I’ve posted about the acceleration from having a ready state operations base and we’re proving that out.  Having an automated platform is critical for metal deployment because there is substantial tuning and iteration needed to complete installations in the field.

Getting software setup once is not a victory: that’s called a snowflake   

Real success is tearing it down and having work the second, third and nth times.  That’s because scale ops is not about being able to install platforms.  It’s about operationalizing them.

Integration: the difference between install and operationalization.
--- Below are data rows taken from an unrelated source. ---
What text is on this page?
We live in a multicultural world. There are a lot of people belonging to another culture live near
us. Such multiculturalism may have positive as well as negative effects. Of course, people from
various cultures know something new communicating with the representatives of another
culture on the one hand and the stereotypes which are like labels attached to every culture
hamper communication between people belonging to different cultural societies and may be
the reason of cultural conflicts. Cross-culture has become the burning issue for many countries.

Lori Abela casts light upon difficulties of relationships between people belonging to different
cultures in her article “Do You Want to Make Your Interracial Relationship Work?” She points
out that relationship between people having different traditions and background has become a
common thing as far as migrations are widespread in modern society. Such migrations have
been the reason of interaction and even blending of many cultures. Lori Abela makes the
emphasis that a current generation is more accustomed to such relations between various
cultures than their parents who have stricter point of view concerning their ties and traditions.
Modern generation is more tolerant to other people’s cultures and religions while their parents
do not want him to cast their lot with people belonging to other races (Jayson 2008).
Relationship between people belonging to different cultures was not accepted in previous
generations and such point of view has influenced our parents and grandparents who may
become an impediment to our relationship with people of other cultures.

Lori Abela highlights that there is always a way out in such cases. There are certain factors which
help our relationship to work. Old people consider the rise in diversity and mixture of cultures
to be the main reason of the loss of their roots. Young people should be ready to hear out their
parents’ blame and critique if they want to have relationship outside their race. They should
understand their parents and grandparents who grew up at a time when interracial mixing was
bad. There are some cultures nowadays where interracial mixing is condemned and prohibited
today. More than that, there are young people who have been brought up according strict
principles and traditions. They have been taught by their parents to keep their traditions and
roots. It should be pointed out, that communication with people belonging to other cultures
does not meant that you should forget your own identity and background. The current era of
When we build a workload, we are able to build up the environment one layer at a time.  For OpenCrowbar, that starts with a hardware inventory and works up though RAID/BIOS and O/S configuration.  After the OS is ready, we are able to connect into the operational environment (SSH keys, NTP, DNS, Proxy, etc) and build real multi-switch/layer2 topographies.  Next we coordinate multi-node actions like creating Ceph, Consul and etcd clusters so that the install is demonstrably correct across nodes and repeatable at every stage.  If something has to change, you can repeat the whole install or just the impacted layers.  That is what I consider integrated operation.

It’s not just automating a complex install.  We design to be repeatable site-to-site.

Here’s the list of workloads we’ve built on OpenCrowbar and for RackN in the last few weeks:

  1. Ceph (OpenCrowbar) with advanced hardware optimization and networking that synchronizes changes in monitors.
  2. Docker Swarm (RackN) (or DIY with Docker Machine on Metal)
  3. StackEngine (RackN) builds a multi-master cluster and connects all systems together.
  4. Kubernetes (RackN) that includes automatic high available DNS configuration, flannel networking and etcd cluster building.
  5. CloudFoundry on Metal via BOSH (RackN) uses pools of hardware that are lifecycle managed OpenCrowbar including powering off systems that are idle.
  6. I don’t count the existing RackN OpenStack via Packstack (RackN) workload because it does not directly leverage OpenCrowbar clustering or networking.  It could if someone wanted to help build it.

And… we also added a major DNS automation feature and updated the network mapping logic to work in environments where Crowbar does not manage the administrative networks (like inside clouds).  We’ve also been integrating deeply with Hashicorp Consul to allow true “ops service discovery.”